Au loin l’orage grondait et la rue qui s’étendait sur quelques centaines de mètres ouvrait sur un étrange château dont les formes insensées se découpaient dans le ciel. Les éclairs parsemaient toute cette folie d’une sombre peur que la fillette n’avait aucun mal à ressentir.

Elle remarqua une lueur blanche devant l’une des maisons tandis que sur le porche d’une autre, un rockincher se balançait mystérieusement investi par un corps blanc et lumineux dont la tête avait disparu. Poussée à fuir cet endroit qu’elle ne supportait déjà plus,

Nina se mit à courir en direction du château à chaque seconde un peu plus surprise de ce qu’elle observait autour d’elle. Mais un chat noir au regard émeraude traversa juste devant elle la faisant trébucher. Elle s’effondra sur le sol de pierres rugueuses et froides poursuivit par un monstre aussi effrayant qu’imaginaire.

Mais n’écoutant que ce que la petite voix dans sa tête lui suggérait, elle se remit sur pieds en un instant et recommença à fuir cette rue maudite. Les torches produisaient des ombres sur la façade écorchée des demeures de la rue, leur donnant cet aspect de vieux manoir hanté des films qu’elle avait pour habitude de regarder le soir d’Halloween. De simples panneaux de bois encadraient les vitres sales des fenêtres ne laissant entrevoir que quelques formes indistinctes à l’intérieur. Parfois, elle avait même l’impression que les citrouilles la suivaient du regard offrant à son esprit de nouvelles sources de crainte.

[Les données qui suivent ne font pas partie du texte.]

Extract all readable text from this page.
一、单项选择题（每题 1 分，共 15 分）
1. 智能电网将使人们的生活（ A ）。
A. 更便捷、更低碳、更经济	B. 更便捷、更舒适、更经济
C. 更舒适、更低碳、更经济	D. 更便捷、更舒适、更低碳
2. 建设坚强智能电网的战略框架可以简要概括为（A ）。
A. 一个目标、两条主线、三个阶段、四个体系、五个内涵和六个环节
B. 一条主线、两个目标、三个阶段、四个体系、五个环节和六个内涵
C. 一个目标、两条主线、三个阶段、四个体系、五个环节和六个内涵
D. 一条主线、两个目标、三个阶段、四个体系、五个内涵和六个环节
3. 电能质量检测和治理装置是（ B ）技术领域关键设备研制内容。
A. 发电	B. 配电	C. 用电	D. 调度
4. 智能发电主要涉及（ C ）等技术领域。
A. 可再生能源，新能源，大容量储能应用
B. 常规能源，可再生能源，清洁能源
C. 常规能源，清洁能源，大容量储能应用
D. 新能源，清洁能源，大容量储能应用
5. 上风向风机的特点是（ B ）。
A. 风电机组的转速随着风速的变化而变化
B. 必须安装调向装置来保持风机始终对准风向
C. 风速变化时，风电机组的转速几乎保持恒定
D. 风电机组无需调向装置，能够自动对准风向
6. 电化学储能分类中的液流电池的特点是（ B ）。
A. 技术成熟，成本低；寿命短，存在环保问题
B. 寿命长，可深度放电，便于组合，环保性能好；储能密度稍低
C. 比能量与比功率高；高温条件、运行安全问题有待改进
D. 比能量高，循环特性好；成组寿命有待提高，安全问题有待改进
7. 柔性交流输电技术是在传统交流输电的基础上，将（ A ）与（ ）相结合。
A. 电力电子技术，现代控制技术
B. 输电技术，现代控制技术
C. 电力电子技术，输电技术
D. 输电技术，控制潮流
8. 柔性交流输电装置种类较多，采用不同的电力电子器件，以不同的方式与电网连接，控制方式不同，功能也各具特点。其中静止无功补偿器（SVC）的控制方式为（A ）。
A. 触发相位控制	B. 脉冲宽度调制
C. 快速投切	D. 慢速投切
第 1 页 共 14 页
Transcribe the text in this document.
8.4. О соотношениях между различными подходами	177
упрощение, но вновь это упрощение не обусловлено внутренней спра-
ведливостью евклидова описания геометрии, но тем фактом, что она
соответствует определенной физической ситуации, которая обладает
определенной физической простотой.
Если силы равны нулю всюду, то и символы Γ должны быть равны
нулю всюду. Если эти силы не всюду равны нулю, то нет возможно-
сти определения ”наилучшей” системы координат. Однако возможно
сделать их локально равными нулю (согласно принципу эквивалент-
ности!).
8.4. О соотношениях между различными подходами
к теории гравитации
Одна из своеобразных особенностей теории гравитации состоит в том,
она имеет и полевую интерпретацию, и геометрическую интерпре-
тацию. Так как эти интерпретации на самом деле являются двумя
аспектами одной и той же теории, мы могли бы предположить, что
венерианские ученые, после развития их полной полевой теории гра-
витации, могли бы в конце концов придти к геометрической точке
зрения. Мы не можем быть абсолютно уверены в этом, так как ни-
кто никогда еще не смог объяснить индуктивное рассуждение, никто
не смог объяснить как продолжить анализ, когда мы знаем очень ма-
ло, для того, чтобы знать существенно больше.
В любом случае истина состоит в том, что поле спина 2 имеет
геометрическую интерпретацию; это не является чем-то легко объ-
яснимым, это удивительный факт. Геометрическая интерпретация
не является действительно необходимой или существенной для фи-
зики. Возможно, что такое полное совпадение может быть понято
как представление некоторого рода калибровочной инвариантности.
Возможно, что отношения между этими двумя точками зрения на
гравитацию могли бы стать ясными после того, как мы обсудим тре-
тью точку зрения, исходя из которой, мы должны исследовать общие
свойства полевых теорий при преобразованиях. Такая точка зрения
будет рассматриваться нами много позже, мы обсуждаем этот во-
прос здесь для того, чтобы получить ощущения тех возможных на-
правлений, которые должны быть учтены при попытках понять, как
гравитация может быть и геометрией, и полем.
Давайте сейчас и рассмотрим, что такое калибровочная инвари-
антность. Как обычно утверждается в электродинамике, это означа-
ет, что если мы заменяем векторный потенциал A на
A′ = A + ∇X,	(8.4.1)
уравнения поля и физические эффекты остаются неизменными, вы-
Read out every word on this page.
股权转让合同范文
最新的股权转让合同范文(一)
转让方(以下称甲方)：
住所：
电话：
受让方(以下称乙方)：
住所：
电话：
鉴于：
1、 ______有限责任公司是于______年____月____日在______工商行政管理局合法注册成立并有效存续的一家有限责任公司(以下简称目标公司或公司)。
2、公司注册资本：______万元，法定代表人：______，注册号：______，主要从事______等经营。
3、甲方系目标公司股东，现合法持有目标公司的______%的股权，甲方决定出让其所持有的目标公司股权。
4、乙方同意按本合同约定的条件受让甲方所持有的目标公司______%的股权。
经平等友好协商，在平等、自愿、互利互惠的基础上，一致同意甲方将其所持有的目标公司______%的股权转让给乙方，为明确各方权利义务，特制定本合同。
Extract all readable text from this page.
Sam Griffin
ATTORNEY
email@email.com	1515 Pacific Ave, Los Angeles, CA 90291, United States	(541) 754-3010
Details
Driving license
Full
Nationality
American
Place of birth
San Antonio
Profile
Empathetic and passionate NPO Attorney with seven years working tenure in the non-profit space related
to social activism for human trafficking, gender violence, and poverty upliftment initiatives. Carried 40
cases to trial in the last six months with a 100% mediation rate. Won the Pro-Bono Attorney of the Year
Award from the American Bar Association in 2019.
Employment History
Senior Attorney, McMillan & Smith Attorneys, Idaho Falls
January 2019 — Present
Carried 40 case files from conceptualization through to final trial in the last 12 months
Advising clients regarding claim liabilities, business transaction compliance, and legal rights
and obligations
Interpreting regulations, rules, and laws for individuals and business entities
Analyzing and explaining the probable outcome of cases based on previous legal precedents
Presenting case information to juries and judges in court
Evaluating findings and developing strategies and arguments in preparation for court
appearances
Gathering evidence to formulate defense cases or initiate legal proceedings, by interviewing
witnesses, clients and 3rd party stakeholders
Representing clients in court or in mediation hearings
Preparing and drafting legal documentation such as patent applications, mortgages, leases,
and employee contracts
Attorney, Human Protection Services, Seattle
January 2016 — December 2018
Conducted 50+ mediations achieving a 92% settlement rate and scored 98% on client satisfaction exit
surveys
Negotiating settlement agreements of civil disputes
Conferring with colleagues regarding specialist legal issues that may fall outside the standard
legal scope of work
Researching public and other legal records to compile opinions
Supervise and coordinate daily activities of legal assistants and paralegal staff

Mais c’est en arrivant devant le pont qui séparait le château de cet infâme chemin de traverse qu’elle sentit de nouveau son cœur s’arrêter. Ce fut suffisant pour la pousser à emprunter le passage suspendu. Les planches de bois usées grinçaient sous le poids de ses pas alors qu’elle ralentissait sa marche, persuadée d’être plus en sécurité.

En posant le pied sur le sol humide et noir, elle se rendit compte de la véritable nature du château qu’elle avait sans doute idéalisé quelques minutes plus tôt. Les formes aléatoires et folles des tours prenaient des allures de torture mentale exagérée créant sur le sol les ombres de monstres invisibles en temps normal. La brève durée de vie des éclairs suffisait à Nina pour imaginer les pires scénarios possibles et les voir prendre vie sous ses yeux innocents.

Reprenant son souffle elle poussa l’imposante grille de métal qui ouvrait sur la cour du château, visiblement laissée à l’abandon depuis bien longtemps à en juger par l’état des jardins. La fillette s’avança avec appréhension repoussée par les relents provenant d’une ancienne fontaine et dont la source s’était tarie depuis une éternité. Le tonnerre grondait, la pluie tombait en fines gouttelettes gelées et cassantes. Lorsqu’elle arriva au niveau de la porte d’entrée de la demeure noire, celle-ci s’ouvrit d’elle-même dans un grincement qu’elle aurait aimé oublier. Franchissant la porte avec crainte, Nina prit le temps d’observer les alentours, de détailler chaque meuble et objet qui peuplaient la lugubre pièce. Les panneaux de bois qui ornaient les murs avaient depuis longtemps été recouverts d’une couche de crasse noire et les tableaux aux couleurs passées supportaient des toiles d’araignée comme jamais elle n’avait pu en voir auparavant.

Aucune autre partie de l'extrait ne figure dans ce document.